HOPE FOR FIRE SAFETY PLAN IN WAKE OF DEAN STREET

soho-fireFollowing the fire in Dean Street on July 10, I wrote to the Fire Commissioner Ron Dobson in my capacity as a London Assembly representative on the London Fire and Emergency Planning Authority, asking for his comments on the concerns raised by constituents.

Press reports had indicated that the Soho fire station in Shaftsbury Avenue was unmanned when the fire broke out, with its appliances and firefighters away attending another fire. It had also been suggested that the computer system which calls in a standby fire engine from the nearest available station had been overridden, resulting in a delay in appliances arriving from the Euston and Knightsbridge fire stations.

The commissioner promptly wrote back to me with a detailed response to the points made. He confirms that the appliances from Soho fire station were attending two other incidents at the time the call was received to the fire at Dean Street – one at Covent Garden Underground station and another at the Carlton Club in St James’s Street.

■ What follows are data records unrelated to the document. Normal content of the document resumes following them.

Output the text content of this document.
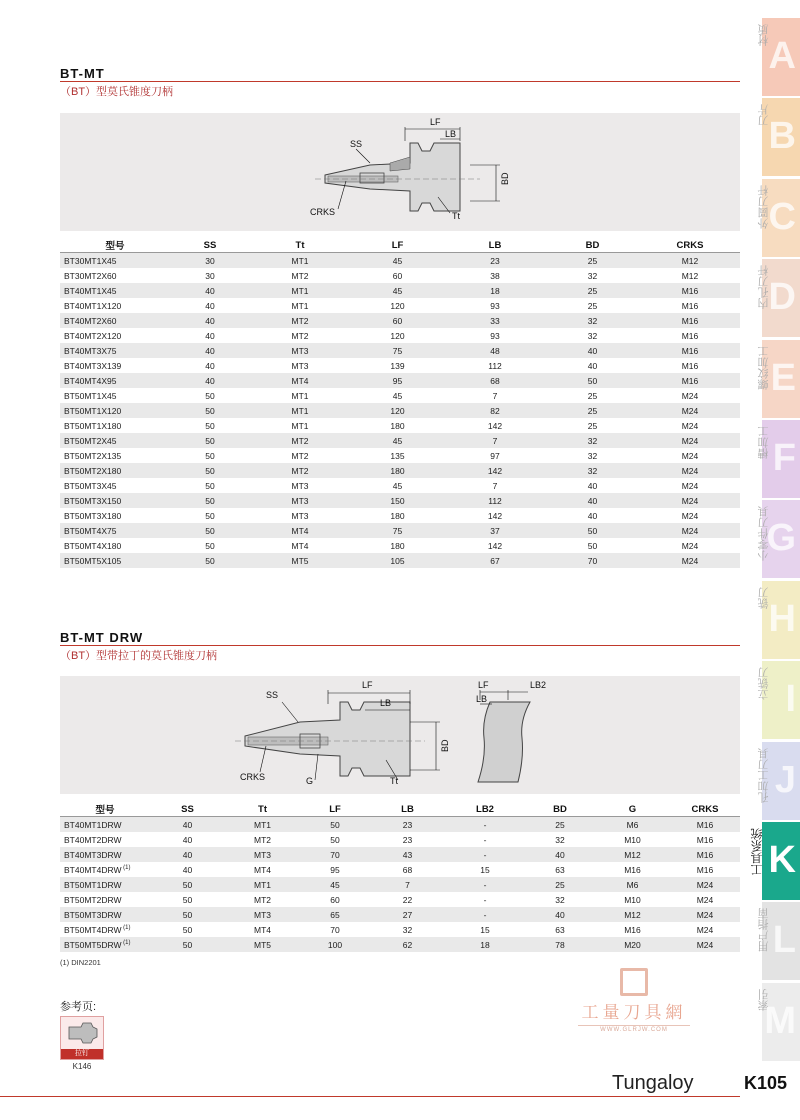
BT-MT
（BT）型莫氏锥度刀柄
LF
LB
SS
CRKS	Tt
BD
型号	SS	Tt	LF	LB	BD	CRKS
BT30MT1X45	30	MT1	45	23	25	M12
BT30MT2X60	30	MT2	60	38	32	M12
BT40MT1X45	40	MT1	45	18	25	M16
BT40MT1X120	40	MT1	120	93	25	M16
BT40MT2X60	40	MT2	60	33	32	M16
BT40MT2X120	40	MT2	120	93	32	M16
BT40MT3X75	40	MT3	75	48	40	M16
BT40MT3X139	40	MT3	139	112	40	M16
BT40MT4X95	40	MT4	95	68	50	M16
BT50MT1X45	50	MT1	45	7	25	M24
BT50MT1X120	50	MT1	120	82	25	M24
BT50MT1X180	50	MT1	180	142	25	M24
BT50MT2X45	50	MT2	45	7	32	M24
BT50MT2X135	50	MT2	135	97	32	M24
BT50MT2X180	50	MT2	180	142	32	M24
BT50MT3X45	50	MT3	45	7	40	M24
BT50MT3X150	50	MT3	150	112	40	M24
BT50MT3X180	50	MT3	180	142	40	M24
BT50MT4X75	50	MT4	75	37	50	M24
BT50MT4X180	50	MT4	180	142	50	M24
BT50MT5X105	50	MT5	105	67	70	M24
BT-MT DRW
（BT）型带拉丁的莫氏锥度刀柄
LF
LB
SS
CRKS	G	Tt
BD
LF
LB
LB2
型号	SS	Tt	LF	LB	LB2	BD	G	CRKS
BT40MT1DRW	40	MT1	50	23	-	25	M6	M16
BT40MT2DRW	40	MT2	50	23	-	32	M10	M16
BT40MT3DRW	40	MT3	70	43	-	40	M12	M16
BT40MT4DRW $^{(1)}$	40	MT4	95	68	15	63	M16	M16
BT50MT1DRW	50	MT1	45	7	-	25	M6	M24
BT50MT2DRW	50	MT2	60	22	-	32	M10	M24
BT50MT3DRW	50	MT3	65	27	-	40	M12	M24
BT50MT4DRW $^{(1)}$	50	MT4	70	32	15	63	M16	M24
BT50MT5DRW $^{(1)}$	50	MT5	100	62	18	78	M20	M24
(1) DIN2201
工量刀具網
WWW.GLRJW.COM
参考页:
拉钉
K146
Tungaloy	K105
材质
A
刀片
B
外圆刀杆
C
内孔刀杆
D
螺纹加工 E
槽加工 F
小零件刀具
G
铣刀
H
立铣刀 I
孔加工刀具 J
工具系统 K
用户指南 L
索引
M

As the commissioner points out, the situation can arise where the appliances and firefighters from a particular fire station are already attending a prior call at the time that a potentially more serious call comes in. However, because fire cover is provided strategically across London, rather than from the local station alone, when this is the case appliances are mobilised immediately from the nearest stations.

This is what happened in response to the Dean Street fire. Appliances from Knightsbridge and Euston were ordered to attend the fire as they were the closest available at the time. In addition one of Soho’s appliances did attend the fire at Dean Street later on when the incident commander requested additional resources.

The worrying claim that the mobilising computer at the Soho fire station was overridden have been investigated and the commissioner informs me that this was found not to be the case. The appliances from Knightsbridge and Euston were ordered to the Dean Street incident in the normal way without any delay.

I had been hoping to raise the Dean Street fire at the meeting of LFEPA on July 16.

However, quite understandably the Camberwell fire with its civilian fatalities dominated the proceedings. However, I hope that the concerns of residents and employees in the West End have been addressed.

The commissioner has assured me that in the Dean Street incident the first engine from Knightsbridge got there within six minutes and the second from Euston in less than eight.

I shall be asking LFEPA to examine the concentration of fire incidents in and around Dean Street.

Hopefully after investigation a safety plan can be drawn up that puts preventive measures in place, which hopefully will allow us to avoid the use of fire engines in the first place.